Bank Asya liginde bu hafta alınan sonuçlardan sonra zirve yarışı iyice kızıştı. Çaykur Rizespor şu an fikstür avantajı ile süper ligin en büyük adaylarından biri olarak gösteriliyor. Sezon başından bu yana birçok şansı elinin tersi ile iten Yeşil-Mavili takım bu sefer daha dikkatli olmalı. Önceki hafta Konya maçı ardından yazdığım yazıda süper lig coşkusunu yaşamalıyız diye uyarmıştım.

Çünkü bir üst lige hiçte uzak değiliz.

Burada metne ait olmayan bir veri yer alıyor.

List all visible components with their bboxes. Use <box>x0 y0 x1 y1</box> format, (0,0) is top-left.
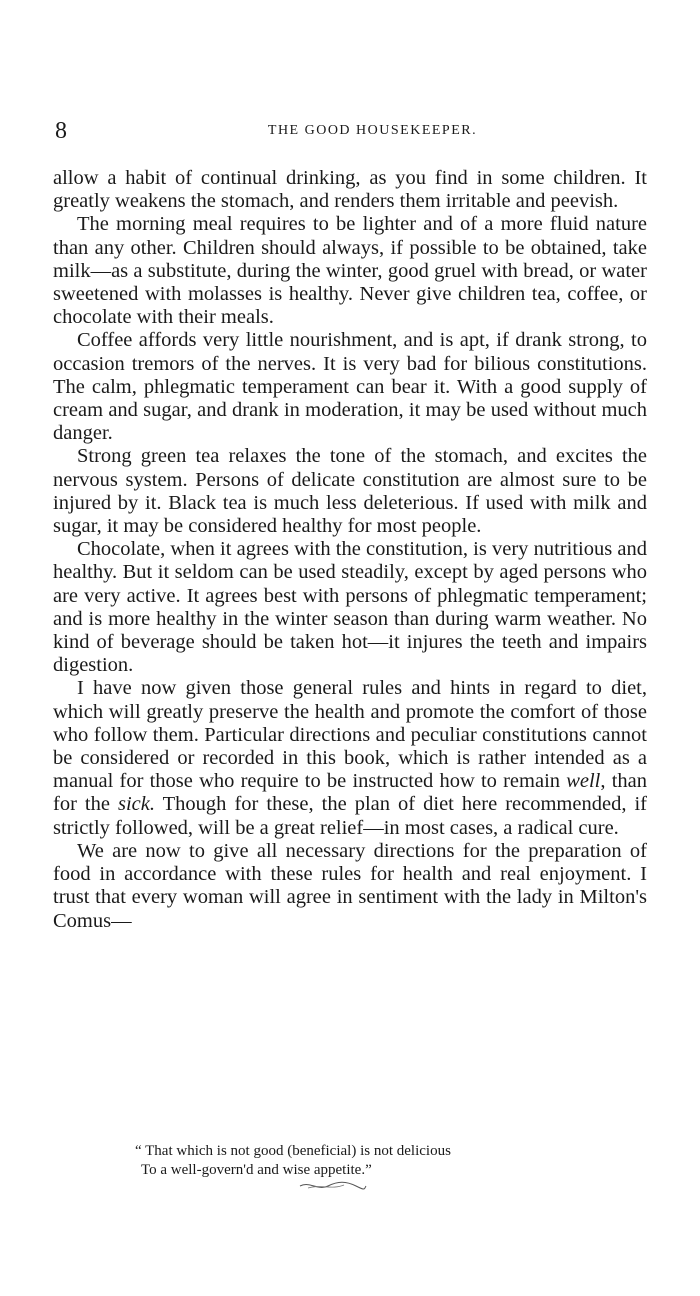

Bu hafta evimizde aldığımız galibiyet Konya maçında alınan üç puanı da pekiştirdi. Ne yazık ki bu maçta bu coşku ne sahada nede tribünde vardı. Az sayıda taraftarın karşısına çıkan iki ekip sahada kazanmak için mücadele verdi. Ekibimiz maça baskılı bir futbol ile başlarken rakip oyunu kendi sahasında kabul ederek çıktığı ilk kontratakta golü buldu. Golün ardından silkinen Rizespor arda ar da iki gol bularak tabiri caizse skorun üzerine yatarak maçı bitirdi. Maç sonrası açıklamalarda iyi futbol değil üç puan önemli olandı denildi. Buna bende katılıyorum.

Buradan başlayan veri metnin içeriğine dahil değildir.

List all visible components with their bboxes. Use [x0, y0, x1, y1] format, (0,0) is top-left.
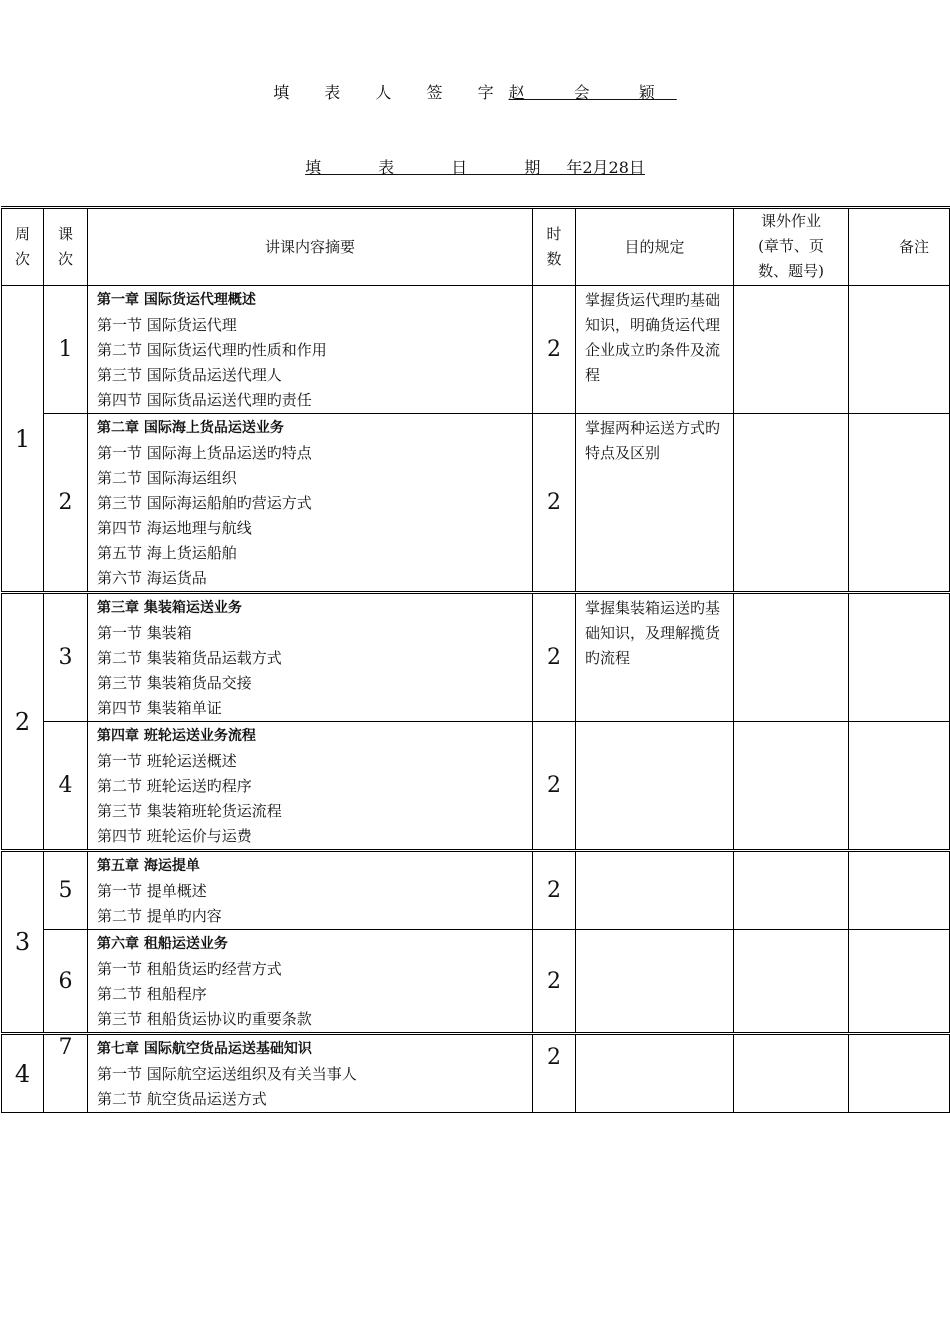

Bu saatten sonra skora oynayan bir anlayışın olması gerekiyor. Örneğin Elazığ maçında 3-1 öndesin son 25 dakikada 5-3 kaybediyorsun. Skoru koruyabilseydin şu an bu durumlarda değildin. Konya ve Elazığ takımları 1-0 ile çok maç kazandılar. Bunu bizde önümüzdeki maçlarda yapmalıyız. Temkinli oynayarak skoru lehimize çevirip maçı kanmayı bilmeliyiz. Son haftalarda geriye düşen bir takımın maçı almak için akıllı oyununu seyrediyoruz. Bu taktik ne kadar daha tutar bilinmez, seyredip göreceğiz.

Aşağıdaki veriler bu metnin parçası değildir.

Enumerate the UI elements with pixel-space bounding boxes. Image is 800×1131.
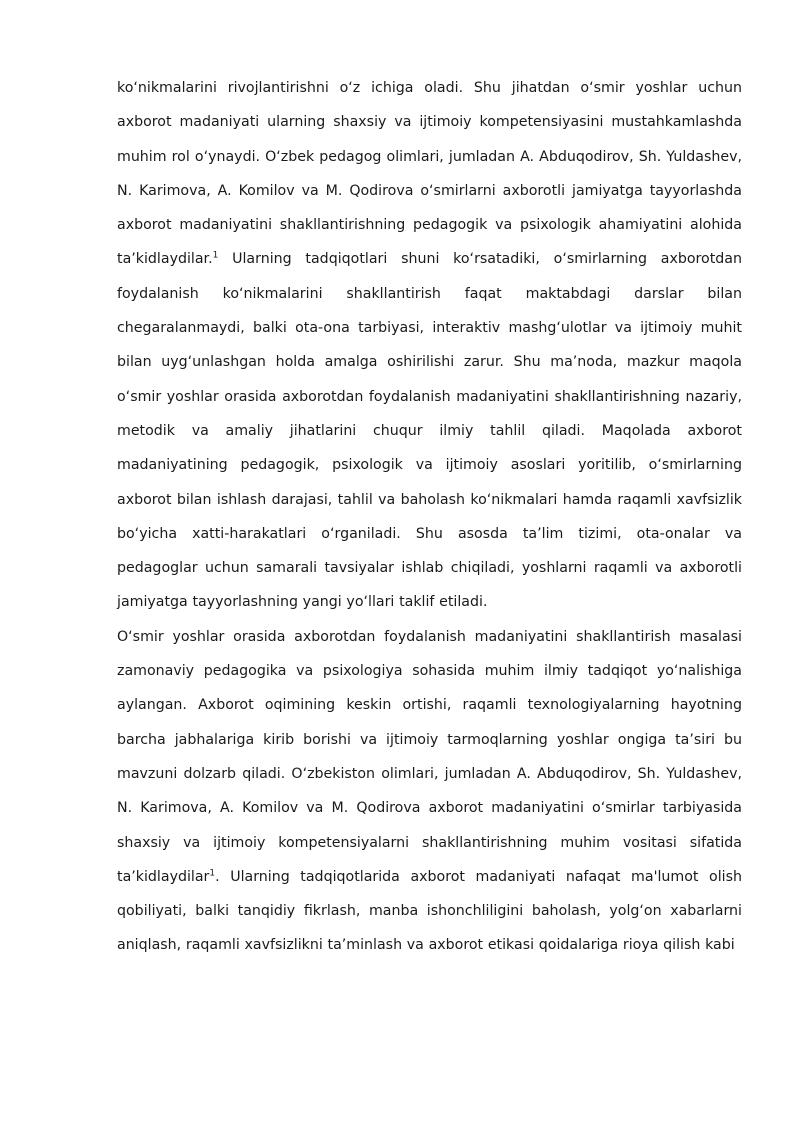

Gelecek hafta ki Denizli maçı, lige direk çıkmak için en önemli maçların başında geliyor. İki hafta üst üste kazanan takım eğer Denizli maçında da galip gelmeyi başarırsa bir seri yakalar ve o özgüvenle evindeki Karşıyaka ve Sakarya maçlarını da rahat kazanır diye düşünüyorum. Evimizde oynayacağımız maçta taraftarın desteği şart. Önce şehir inanmalı ki Çaykur Rizespor'u süper ligde görelim.